Down by the roadside lake the Greylag Geese had arrived.
There was no mistaking the onset of autumn here though as the trees had definitely taken on their autumn colours.
Posted by Martyn Garrett at 10:39
Thursday, 16 October 2014
Our third dull miserable day in a row but I can’t complain it was wet without any measurable rainfall as yesterday was a thoroughly wet day which resulted in 3.8mm of precipitation. The temperature over the last few days has been unusual as its hardly varying between day and night or maximum and minimum. Since 09:00 on Monday morning to 09:00 Thursday morning the full temperature range has been between 9.7°C and 12.1°C.
I decided it was about time the left over tomato, pepper and aubergine plants were cleared out of the greenhouse. We are looking to keep some of our new potted perennials in the greenhouse over winter and then planting them out in early spring next year.
As all the grapes have been picked I thought the grape vine could be given a bit of a trim too. All this trimming back would hopefully let a bit more light into the greenhouse. This should be an extra benefit through the darker duller days of winter.
It was amazed at just how much there was to cut back once I started. I thought it would be a five minute job but it turned out to be a much longer job than I anticipated. I removed about 5 heaped tub fulls of green stuff like the one above into the council recycling bin.
By the time I’d finished I’d managed to create a nice bit of space and let in a lot more daylight down one side of the greenhouse for our perennials to over winter. It was drizzling fairly heavily by this time so I decided to leave moving any plants into the greenhouse for a dry day. I did manage to find a few peppers and tomatoes left on the plants which will have to ripen inside.
The used growbags have been stacked on top of each other and will be used as a top dressing on our garden borders next spring. The compost from the pots of peppers and aubergines will be used down on the plot to improve soil conditions there.

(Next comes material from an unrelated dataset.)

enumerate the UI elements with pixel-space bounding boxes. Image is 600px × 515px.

Posted by Martyn Garrett at 10:03
Wednesday, 15 October 2014
Tuesday was a repeat of Monday which was another wet day without any rain. We had heavy cloud cover all day making it the dullest day of the month. The temperature hardly varied all day with a maximum of 11.0°C and a minimum of 10.1°C.
We needed some fresh vegetables so headed to the plot to replenish our supplies. In the car it was one of those days were the slowest intermittent wipe of the windscreen wipers isn't intermittent enough and the wipers have to be turned off between sweeps. Due to the poor weather we’d no intentions of doing anything else on the plot other than harvesting some vegetables.
Our brassica crop this year got off to a bad start when all our early crops succumbed to club root back in autumn 2013. Since then we've done pretty well, especially with cauliflowers, which can be a bit tricky at the best of times. These two are good sized heads weighing in at over a kilogram each. These were sown on 02 June and planted out on 11 July and have produced an excellent crop following on nicely from a crop sown on 06 April and planted out on 18 May. It’s meant we've had a steady stream of cauliflowers ‘Clapton’ to cut from the end of July all the way through into October.
We managed a decent harvest for the middle of October. Even the sweet peas and raspberries had managed to give us another harvest that we weren't expecting.
The sweetcorn is now a little past its best but this was the last picking of any decent sized cobs. The carrots are St Valery and the beetroot is Crimson Globe. All our harvesting records are kept here.